Personal information
- Nationality: British
- Born: 31 May 1957 (age 69) Hythe, Hampshire, England
- Height: 5 ft 10 in (178 cm)
- Weight: Welterweight, light middleweight

Boxing career

Boxing record
- Total fights: 27
- Wins: 16
- Win by KO: 5
- Losses: 9
- Draws: 2

= Gary Cooper (boxer) =

British former boxer

Gary Cooper (born 31 May 1957) is a British former boxer who was British light middleweight champion in 1988.

==Career==
Born in Hythe, Cooper was trained by Jack Bishop in Southampton, and turned professional in 1978. After winning five and drawing two of his first seven fights, he suffered his first defeat in October 1979 at the hands of future British and Commonwealth welterweight champion Lloyd Hibbert. Between 1980 and 1982 he had six fights, losing to Jimmy Cable and twice to Cliff Gilpin.

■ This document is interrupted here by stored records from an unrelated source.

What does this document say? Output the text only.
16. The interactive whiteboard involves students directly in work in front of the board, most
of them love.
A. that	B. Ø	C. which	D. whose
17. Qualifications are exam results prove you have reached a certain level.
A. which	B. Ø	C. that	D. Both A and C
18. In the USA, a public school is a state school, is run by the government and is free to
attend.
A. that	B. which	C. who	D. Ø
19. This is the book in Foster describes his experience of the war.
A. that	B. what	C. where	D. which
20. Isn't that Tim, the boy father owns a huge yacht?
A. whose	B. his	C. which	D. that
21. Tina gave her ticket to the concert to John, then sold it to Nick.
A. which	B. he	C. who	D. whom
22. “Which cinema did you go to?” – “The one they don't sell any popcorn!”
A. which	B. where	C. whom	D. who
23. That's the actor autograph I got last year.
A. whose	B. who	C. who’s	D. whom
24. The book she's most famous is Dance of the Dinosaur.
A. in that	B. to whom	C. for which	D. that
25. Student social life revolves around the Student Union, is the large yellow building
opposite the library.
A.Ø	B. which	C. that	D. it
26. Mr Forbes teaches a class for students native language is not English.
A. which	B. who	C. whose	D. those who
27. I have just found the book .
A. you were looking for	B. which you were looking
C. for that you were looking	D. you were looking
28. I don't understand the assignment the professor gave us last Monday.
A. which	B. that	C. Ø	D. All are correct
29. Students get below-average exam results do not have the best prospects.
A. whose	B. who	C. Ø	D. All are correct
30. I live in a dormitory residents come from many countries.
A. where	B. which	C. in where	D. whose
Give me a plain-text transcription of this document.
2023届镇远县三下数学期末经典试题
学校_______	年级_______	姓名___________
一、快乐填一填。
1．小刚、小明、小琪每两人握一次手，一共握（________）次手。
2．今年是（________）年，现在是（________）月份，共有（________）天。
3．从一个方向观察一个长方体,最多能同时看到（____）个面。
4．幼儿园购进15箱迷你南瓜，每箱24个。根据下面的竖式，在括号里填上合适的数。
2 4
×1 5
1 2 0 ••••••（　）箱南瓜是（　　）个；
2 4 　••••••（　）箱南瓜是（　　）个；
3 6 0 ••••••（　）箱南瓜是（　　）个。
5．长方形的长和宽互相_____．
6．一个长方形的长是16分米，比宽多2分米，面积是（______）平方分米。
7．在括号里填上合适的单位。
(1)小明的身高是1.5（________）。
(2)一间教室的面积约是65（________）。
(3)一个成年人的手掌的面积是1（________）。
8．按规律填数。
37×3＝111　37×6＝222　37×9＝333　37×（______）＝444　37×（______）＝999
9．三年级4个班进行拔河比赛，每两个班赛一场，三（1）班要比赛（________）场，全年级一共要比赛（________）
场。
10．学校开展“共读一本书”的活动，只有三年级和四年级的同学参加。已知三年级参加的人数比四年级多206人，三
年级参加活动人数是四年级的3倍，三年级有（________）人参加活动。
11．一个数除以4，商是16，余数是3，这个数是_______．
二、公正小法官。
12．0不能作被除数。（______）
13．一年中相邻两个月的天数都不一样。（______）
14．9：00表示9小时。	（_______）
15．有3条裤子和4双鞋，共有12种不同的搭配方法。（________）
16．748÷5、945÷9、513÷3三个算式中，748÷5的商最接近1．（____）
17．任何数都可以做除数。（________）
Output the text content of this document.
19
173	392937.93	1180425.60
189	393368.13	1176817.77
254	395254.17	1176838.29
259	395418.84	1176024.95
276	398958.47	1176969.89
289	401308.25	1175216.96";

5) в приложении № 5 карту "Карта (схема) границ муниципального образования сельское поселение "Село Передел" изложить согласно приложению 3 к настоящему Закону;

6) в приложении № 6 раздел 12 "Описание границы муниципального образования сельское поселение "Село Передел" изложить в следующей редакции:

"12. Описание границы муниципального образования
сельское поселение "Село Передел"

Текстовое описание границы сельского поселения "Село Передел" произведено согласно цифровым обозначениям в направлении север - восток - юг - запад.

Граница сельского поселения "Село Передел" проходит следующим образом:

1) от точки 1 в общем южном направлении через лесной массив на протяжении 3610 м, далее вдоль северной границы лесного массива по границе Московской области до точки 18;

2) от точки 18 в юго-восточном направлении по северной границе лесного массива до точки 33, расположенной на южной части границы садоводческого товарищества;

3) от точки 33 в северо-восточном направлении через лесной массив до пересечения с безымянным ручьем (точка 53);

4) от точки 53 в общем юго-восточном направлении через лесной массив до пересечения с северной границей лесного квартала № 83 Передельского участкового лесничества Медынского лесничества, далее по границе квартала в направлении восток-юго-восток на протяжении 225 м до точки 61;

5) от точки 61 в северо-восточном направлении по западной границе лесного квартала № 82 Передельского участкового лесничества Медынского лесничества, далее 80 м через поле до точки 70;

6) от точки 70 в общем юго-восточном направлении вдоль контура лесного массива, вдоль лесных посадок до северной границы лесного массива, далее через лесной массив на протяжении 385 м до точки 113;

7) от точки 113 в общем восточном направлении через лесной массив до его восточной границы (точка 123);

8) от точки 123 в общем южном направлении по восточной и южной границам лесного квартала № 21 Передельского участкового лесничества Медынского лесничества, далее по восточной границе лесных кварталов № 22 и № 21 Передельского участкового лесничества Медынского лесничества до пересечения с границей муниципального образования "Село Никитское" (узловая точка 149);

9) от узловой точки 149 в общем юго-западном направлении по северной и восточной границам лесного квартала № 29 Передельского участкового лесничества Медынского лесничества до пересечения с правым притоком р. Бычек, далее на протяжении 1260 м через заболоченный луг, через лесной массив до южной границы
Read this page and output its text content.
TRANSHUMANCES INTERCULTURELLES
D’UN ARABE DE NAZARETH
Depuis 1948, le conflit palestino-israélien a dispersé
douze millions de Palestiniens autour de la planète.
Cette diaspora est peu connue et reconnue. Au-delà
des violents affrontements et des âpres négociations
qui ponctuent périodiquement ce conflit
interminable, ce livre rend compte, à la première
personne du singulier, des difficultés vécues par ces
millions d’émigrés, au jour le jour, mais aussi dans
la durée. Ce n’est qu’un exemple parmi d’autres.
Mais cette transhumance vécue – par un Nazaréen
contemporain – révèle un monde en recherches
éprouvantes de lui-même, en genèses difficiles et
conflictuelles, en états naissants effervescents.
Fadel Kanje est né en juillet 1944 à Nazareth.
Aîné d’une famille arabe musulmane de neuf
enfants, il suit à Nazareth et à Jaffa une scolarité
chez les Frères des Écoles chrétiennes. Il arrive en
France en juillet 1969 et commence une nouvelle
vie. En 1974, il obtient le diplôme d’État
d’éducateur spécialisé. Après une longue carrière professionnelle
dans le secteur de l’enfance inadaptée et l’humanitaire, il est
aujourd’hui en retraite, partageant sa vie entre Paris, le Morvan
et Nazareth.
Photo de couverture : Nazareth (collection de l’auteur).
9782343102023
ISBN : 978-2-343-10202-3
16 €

Copper was out of the ring for over two years, returning in December 1984 at light middleweight with a win over Martin Patrick. He faced Patrick again a month later, stopping him in the tenth round to take the BBBofC Southern Area light middleweight title. This set him up for a shot at Jimmy Cable's British title in February 1985, Cable winning on points.

Over the next three years he successfully defended his Southern Area title three times against Mick Courtney, each time winning on points, suffered defeats to Nicky Wilshire and French champion Yvon Segor, and beat Gaston Cool. He got a second shot at the British title in February 1988, beating Michael Harris at Wembley on points. In his first defence of the title in September he was beaten on points by Gary Stretch.

Cooper's final fight came in March 1989, a win over future British champion and world title challenger Ensley Bingham.